Vol. 26, Issue 8, 812-817, August 1998

Interaction of Periodate-Oxidized UDP-Glucuronic Acid with Recombinant Human Liver UDP-Glucuronosyltransferase 1A6

Eric Battaglia, Nadege Terrier,¹ Magdalena Mizeracka, Claire Senay, Jacques Magdalou, Sylvie Fournel-Gigleux, and Anna Radominska-Pandya

Department of Internal Medicine, University of Arkansas for Medical Sciences (E.B., M.M., A.R.-P.), and URA CNRS 1288, Faculté de Médecine (N.T., C.S., J.M., S.F.-G.)
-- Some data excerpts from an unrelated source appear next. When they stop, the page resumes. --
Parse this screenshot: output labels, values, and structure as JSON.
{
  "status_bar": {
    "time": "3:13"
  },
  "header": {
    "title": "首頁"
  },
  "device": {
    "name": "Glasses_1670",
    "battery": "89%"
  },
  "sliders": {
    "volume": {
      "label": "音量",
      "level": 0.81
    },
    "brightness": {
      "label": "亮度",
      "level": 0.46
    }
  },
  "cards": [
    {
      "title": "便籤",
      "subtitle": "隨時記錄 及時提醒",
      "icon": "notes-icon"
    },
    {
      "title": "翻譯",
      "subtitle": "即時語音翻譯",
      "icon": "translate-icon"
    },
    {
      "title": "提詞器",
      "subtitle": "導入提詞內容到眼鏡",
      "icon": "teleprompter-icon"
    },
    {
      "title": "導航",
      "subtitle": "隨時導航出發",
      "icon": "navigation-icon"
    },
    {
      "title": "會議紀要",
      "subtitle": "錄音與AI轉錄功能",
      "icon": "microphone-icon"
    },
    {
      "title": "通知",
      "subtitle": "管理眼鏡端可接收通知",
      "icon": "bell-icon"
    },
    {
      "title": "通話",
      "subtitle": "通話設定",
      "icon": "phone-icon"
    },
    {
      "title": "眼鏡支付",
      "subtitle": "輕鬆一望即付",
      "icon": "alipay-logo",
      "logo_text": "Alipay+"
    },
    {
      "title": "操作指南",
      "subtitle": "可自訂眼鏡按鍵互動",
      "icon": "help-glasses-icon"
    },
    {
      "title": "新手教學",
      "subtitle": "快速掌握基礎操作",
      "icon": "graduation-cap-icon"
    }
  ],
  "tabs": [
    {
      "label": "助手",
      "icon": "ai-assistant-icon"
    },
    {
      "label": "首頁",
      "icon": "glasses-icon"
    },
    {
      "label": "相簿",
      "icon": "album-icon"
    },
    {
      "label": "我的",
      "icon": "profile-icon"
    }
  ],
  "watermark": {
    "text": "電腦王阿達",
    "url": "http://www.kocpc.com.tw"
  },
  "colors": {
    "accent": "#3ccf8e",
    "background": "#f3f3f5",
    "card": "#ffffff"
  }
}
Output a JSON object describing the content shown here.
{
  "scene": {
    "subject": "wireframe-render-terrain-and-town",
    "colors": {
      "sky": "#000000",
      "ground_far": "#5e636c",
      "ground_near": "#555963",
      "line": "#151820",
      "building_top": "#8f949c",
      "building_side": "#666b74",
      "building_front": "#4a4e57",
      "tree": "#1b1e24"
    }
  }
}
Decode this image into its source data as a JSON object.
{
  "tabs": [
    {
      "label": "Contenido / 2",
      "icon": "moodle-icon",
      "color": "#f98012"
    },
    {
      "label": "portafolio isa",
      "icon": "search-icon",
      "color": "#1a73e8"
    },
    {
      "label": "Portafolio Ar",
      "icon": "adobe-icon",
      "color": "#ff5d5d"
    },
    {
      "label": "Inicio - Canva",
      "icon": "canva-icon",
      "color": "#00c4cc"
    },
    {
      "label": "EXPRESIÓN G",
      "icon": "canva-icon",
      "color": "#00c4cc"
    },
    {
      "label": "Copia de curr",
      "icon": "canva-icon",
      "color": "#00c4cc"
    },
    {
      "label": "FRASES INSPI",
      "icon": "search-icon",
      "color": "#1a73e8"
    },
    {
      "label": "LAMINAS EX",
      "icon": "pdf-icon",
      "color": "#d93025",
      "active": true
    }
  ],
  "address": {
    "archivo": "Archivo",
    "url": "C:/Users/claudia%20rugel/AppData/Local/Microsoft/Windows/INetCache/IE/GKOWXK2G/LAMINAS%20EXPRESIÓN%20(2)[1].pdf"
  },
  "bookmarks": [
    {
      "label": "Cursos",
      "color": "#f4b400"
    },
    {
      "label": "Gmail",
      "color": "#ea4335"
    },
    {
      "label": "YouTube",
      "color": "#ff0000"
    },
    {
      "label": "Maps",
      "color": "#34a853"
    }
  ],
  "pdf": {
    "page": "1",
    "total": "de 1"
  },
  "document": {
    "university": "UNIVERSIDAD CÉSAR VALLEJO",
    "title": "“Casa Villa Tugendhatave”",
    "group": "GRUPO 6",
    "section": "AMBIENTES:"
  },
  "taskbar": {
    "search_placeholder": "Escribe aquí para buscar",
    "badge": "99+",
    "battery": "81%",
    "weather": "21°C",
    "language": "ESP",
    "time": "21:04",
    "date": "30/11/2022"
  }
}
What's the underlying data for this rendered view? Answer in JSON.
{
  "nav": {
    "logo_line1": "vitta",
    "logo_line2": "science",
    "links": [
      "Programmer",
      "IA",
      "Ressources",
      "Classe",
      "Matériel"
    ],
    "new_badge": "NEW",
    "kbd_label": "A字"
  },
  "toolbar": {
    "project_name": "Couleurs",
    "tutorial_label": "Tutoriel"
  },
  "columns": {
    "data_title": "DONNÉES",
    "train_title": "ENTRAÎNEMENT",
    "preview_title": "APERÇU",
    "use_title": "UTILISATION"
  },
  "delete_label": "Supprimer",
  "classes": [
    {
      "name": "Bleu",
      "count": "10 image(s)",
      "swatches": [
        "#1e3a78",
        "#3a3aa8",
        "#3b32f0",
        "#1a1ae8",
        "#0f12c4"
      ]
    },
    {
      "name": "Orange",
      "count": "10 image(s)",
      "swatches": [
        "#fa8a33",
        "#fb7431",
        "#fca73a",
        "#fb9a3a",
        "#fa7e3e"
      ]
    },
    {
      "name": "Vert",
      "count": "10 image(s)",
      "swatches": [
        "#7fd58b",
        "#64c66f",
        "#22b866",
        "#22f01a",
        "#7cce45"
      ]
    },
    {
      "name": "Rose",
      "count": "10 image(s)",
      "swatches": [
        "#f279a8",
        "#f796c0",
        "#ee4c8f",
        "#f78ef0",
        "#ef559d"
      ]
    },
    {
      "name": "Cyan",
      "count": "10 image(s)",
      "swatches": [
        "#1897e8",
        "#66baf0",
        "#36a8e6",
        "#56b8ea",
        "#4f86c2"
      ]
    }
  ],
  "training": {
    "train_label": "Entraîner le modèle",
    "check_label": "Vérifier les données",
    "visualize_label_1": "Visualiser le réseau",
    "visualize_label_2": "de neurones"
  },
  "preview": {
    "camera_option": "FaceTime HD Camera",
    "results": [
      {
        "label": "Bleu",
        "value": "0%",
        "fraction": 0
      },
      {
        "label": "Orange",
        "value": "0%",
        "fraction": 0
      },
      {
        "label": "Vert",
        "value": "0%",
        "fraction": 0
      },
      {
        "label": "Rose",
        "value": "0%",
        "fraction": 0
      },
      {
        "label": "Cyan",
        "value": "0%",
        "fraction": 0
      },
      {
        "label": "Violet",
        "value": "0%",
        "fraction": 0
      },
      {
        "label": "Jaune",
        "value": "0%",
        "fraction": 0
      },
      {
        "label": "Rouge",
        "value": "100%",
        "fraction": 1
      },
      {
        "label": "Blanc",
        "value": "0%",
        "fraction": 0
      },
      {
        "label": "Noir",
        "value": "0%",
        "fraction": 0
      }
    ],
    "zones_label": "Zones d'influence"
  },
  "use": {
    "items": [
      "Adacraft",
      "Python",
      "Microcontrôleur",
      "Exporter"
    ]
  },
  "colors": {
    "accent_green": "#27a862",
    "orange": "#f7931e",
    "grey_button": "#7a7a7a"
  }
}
Sodium periodate reacts with UDP-glucuronic acid (UDP-GlcUA) to generate a reactive derivative [periodate-oxidized UDP-GlcUA (o-UDP-GlcUA)]. The ability of this analog of UDP-GlcUA to inactivate and label the human recombinant UDP-glucuronosyltransferase (UGT) UGT1A6 via the UDP-GlcUA binding site was investigated. At an o-UDP-GlcUA concentration of 20 mM, the enzymatic activity of UGT1A6 was totally inactivated after 30 min of incubation at pH 7.4. Inhibition was irreversible, time-dependent, and concentration-dependent and exhibited pseudo-first order kinetics (k_inact = 4.0 M¹·min¹). Cosubstrate protection with UDP-GlcUA was biphasic, with no protection in the first phase and almost total protection in the second phase, suggesting that at least 65% of the cross-linking occurs at the cosubstrate binding site. Partial inactivation by o-UDP-GlcUA led to a decrease in V_max, suggesting that o-UDP-GlcUA can act as an active site-directed inhibitor. Furthermore, proteins, including the UGTs, from membrane fractions of a recombinant V79 cell line expressing the UGT1A6 enzyme and from rat liver microsomes were cross-linked by in situ periodate oxidation of [-³²P]UDP-GlcUA. The present results suggest that periodate-oxidized UDP-GlcUA, which inactivates UGT1A6 by the possible formation of a Schiff base adduct with active site lysyl residues, can be used as a new affinity label for the UDP-GlcUA binding site.